FDA, on behalf of the Secretary of HHS, invites interested persons to submit comments on the recommendations from the United Nations concerning these drug substances. FDA, in cooperation with the National Institute on Drug Abuse, will consider the comments on behalf of HHS in evaluating the scheduling recommendations. Then, under section 201(d)(2)(B) of the CSA, HHS will recommend to the Secretary of State what position the United States should take when voting on the recommendations for control of substances under the 1971 Convention at the CND meeting in March 2025.

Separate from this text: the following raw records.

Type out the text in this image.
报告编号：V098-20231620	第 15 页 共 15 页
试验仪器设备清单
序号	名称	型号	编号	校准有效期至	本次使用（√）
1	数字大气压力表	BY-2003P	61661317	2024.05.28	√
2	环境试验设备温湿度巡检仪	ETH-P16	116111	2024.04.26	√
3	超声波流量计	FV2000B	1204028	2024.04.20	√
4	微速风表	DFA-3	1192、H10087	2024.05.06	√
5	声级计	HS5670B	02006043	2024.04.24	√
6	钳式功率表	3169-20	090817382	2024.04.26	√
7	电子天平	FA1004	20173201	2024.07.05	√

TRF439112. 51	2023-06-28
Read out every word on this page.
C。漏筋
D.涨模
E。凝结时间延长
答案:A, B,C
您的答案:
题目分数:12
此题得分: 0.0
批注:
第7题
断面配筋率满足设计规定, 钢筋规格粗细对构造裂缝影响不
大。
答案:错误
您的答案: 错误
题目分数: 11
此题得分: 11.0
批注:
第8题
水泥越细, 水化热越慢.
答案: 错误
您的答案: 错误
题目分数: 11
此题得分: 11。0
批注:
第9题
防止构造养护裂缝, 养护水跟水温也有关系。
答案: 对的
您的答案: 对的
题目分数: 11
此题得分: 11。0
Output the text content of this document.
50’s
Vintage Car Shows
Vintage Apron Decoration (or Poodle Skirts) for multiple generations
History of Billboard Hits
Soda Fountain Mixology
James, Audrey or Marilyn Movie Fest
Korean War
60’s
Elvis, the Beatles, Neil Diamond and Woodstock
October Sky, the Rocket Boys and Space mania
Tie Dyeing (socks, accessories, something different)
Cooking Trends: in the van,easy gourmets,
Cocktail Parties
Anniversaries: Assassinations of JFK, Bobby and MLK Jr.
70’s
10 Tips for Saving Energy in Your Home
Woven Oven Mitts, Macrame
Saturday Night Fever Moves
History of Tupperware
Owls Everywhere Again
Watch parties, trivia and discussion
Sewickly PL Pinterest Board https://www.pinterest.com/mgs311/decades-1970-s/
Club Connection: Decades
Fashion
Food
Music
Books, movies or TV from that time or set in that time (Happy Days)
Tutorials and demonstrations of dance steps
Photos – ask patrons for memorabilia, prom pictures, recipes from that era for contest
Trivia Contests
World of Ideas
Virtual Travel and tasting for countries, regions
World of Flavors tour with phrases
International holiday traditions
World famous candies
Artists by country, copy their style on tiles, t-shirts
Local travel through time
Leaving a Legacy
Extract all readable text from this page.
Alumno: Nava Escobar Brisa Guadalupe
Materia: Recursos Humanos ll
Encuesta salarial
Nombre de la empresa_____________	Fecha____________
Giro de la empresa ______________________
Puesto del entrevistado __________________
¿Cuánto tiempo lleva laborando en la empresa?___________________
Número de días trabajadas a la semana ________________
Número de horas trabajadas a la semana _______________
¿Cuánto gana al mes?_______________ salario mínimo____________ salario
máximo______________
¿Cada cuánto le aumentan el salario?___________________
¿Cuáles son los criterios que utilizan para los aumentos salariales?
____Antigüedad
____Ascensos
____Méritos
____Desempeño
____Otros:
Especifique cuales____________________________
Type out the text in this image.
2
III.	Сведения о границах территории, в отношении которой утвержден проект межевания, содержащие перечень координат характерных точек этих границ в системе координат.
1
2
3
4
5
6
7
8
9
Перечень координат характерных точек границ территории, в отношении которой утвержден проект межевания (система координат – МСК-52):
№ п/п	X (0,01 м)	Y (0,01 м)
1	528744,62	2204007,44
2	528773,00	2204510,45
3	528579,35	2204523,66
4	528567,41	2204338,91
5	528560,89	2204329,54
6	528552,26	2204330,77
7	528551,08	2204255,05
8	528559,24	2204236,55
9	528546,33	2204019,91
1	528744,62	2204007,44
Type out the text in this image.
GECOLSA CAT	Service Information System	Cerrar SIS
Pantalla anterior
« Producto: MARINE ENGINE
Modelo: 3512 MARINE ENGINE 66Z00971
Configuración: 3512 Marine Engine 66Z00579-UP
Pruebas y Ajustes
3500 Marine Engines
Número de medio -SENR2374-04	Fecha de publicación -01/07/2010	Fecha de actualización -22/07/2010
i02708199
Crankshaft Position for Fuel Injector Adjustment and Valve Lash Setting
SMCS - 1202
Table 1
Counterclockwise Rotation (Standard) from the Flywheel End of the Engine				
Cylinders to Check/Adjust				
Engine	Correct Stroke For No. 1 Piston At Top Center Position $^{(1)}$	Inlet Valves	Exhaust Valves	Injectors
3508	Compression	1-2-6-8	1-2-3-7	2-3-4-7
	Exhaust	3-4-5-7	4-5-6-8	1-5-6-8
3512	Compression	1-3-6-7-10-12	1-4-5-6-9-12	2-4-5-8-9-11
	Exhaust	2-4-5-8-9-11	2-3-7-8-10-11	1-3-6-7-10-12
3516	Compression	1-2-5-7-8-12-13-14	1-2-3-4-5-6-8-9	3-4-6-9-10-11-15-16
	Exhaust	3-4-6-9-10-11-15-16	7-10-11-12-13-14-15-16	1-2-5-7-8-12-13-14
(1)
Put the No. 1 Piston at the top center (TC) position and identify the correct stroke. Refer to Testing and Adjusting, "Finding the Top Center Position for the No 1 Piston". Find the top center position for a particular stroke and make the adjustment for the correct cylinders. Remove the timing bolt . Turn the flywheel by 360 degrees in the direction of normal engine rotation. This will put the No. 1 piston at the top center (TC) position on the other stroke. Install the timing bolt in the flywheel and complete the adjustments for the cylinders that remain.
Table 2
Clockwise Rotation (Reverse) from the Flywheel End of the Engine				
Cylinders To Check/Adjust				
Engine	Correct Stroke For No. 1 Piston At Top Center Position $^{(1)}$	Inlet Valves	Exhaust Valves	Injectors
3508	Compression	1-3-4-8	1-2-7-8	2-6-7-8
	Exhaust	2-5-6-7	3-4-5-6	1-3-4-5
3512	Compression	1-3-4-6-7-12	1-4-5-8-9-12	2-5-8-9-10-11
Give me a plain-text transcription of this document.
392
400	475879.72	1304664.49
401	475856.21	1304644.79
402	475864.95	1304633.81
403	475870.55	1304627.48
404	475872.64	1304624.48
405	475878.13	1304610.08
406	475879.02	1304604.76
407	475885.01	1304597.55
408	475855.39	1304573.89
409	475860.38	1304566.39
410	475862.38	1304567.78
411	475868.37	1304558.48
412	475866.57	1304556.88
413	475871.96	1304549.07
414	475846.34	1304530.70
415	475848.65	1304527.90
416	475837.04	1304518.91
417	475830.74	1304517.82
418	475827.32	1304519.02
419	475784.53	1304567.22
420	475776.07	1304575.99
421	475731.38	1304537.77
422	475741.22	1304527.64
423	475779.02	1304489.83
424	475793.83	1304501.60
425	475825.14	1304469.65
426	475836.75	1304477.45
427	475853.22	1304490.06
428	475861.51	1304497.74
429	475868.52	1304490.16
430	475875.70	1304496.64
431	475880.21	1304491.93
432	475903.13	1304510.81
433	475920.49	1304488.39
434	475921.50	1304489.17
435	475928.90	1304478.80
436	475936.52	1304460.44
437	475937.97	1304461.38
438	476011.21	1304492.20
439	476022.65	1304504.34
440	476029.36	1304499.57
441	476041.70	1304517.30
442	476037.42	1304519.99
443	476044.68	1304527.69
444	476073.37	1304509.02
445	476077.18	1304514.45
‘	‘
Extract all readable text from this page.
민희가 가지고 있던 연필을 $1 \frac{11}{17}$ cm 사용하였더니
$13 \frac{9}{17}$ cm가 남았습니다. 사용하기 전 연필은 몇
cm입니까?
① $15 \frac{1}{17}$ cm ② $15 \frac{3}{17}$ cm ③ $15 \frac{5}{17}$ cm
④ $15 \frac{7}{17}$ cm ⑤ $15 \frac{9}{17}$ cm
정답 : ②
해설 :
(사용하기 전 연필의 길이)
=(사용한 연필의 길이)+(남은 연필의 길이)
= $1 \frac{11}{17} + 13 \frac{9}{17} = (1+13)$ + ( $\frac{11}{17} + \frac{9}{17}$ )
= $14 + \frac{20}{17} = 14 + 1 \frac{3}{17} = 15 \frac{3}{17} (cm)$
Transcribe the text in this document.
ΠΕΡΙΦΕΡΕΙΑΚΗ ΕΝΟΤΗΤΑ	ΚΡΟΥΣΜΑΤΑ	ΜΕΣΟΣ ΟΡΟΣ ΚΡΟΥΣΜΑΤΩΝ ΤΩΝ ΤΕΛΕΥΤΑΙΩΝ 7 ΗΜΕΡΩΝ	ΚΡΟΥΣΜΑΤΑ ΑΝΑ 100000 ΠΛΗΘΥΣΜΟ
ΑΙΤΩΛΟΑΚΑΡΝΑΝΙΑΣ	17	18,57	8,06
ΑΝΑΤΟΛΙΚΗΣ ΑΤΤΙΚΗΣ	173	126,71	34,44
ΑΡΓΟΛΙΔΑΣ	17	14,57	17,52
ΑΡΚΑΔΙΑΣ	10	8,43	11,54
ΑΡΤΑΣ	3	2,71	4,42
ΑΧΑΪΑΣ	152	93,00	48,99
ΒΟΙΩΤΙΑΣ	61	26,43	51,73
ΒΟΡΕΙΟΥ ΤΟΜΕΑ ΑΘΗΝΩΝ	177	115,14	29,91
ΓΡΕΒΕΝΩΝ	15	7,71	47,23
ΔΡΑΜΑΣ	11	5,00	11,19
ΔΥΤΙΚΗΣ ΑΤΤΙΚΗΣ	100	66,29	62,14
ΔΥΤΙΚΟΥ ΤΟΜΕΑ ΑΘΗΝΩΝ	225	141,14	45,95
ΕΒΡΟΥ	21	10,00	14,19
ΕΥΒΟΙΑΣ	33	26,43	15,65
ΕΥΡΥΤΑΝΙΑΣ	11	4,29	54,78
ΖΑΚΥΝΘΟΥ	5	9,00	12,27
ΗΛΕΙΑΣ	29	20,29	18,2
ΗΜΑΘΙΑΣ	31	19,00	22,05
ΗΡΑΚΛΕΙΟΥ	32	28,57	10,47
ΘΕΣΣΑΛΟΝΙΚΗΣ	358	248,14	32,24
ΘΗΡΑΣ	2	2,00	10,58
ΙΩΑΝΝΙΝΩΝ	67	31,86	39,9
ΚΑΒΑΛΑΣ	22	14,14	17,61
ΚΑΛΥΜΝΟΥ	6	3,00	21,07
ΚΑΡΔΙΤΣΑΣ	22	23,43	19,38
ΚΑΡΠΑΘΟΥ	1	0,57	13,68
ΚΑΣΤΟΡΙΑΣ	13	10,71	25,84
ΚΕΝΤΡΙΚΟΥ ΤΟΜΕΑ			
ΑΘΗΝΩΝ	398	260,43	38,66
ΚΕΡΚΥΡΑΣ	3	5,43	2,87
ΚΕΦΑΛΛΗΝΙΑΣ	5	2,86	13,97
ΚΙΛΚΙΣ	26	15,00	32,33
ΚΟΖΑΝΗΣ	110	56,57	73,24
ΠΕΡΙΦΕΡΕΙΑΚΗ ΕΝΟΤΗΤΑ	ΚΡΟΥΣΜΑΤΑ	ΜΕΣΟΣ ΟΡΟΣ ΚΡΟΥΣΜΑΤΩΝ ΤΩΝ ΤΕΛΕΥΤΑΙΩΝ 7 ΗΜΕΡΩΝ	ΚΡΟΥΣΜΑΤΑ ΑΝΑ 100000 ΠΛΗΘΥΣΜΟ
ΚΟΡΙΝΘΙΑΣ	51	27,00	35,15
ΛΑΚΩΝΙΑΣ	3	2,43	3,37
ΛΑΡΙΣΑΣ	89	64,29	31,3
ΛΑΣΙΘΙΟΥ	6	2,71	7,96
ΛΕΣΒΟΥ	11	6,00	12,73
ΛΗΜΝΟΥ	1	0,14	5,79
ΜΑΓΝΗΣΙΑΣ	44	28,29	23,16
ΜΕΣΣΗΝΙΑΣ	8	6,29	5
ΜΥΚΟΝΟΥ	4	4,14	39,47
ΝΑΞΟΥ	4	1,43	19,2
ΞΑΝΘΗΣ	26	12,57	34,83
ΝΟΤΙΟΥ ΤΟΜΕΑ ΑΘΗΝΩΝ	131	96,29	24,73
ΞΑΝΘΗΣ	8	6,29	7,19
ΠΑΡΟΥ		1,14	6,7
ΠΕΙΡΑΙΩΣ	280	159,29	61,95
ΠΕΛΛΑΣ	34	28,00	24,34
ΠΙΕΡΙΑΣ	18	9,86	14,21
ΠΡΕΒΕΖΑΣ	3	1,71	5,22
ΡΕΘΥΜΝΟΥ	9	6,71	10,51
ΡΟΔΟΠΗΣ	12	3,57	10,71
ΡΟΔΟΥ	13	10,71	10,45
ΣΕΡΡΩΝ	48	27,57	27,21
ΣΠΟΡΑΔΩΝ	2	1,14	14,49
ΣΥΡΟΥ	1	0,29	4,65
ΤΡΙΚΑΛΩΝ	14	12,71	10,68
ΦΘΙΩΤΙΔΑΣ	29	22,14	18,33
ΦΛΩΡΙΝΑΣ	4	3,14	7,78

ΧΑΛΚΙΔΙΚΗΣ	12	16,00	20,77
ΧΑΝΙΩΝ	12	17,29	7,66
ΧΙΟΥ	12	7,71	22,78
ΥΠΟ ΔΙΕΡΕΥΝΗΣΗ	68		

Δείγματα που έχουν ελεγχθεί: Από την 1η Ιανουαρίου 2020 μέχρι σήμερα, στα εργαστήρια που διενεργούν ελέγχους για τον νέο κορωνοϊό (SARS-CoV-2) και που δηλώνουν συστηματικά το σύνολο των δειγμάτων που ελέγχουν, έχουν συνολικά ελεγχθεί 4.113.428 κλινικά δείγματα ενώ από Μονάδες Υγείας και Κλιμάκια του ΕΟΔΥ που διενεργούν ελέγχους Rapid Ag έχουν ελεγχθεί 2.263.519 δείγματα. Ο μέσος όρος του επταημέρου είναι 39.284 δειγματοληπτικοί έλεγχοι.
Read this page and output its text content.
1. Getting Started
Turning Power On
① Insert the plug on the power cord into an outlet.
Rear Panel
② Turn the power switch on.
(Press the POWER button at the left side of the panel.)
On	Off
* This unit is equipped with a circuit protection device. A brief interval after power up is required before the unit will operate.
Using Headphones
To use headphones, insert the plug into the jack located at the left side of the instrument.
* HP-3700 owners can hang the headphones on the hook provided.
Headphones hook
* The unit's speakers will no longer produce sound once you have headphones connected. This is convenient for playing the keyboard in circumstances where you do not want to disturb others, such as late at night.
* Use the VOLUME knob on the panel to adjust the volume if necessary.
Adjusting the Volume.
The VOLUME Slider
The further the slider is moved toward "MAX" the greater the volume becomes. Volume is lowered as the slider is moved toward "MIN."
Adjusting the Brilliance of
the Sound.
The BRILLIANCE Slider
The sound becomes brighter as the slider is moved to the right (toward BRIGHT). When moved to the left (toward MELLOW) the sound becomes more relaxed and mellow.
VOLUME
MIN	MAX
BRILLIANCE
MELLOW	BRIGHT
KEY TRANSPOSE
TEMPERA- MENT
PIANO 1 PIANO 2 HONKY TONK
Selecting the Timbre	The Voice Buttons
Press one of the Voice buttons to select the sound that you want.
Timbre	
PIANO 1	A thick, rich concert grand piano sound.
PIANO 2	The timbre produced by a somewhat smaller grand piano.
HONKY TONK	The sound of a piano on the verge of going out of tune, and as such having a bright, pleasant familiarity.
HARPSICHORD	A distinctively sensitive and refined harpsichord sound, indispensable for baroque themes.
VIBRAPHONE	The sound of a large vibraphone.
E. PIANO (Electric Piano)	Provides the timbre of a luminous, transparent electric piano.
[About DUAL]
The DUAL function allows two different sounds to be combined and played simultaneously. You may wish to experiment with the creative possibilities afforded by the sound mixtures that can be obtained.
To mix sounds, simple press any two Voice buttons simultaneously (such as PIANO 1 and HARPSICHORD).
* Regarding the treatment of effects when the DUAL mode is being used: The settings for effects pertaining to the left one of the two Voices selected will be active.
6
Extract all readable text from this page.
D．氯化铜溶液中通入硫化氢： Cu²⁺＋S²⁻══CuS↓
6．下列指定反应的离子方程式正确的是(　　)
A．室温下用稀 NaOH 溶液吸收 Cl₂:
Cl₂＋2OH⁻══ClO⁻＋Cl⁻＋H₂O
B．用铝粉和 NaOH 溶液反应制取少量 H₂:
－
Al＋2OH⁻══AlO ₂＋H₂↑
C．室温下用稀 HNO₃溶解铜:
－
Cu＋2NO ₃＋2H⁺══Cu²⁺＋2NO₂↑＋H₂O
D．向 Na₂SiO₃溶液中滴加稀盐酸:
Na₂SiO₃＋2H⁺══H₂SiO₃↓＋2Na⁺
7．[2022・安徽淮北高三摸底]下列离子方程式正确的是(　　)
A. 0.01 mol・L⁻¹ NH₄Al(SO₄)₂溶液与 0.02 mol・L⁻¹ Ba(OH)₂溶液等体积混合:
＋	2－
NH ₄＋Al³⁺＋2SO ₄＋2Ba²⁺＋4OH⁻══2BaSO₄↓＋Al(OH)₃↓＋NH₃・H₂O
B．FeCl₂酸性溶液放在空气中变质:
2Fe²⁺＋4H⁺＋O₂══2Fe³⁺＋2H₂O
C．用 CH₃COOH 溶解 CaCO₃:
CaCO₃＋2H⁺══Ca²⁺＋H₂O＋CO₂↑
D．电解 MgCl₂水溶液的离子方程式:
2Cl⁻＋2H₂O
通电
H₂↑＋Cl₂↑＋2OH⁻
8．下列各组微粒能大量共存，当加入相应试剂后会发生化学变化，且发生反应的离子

Comments regarding the recommendations for control of *N* -pyrrolidino isotonitazene, *N* -desethyl etonitazene, and coca leaf under the 1961 Single Convention will also be forwarded to the relevant Agencies for consideration in developing the U.S. position regarding narcotic substances at the CND meeting.
Grace R. Graham,
Deputy Commissioner for Policy, Legislation, and International Affairs.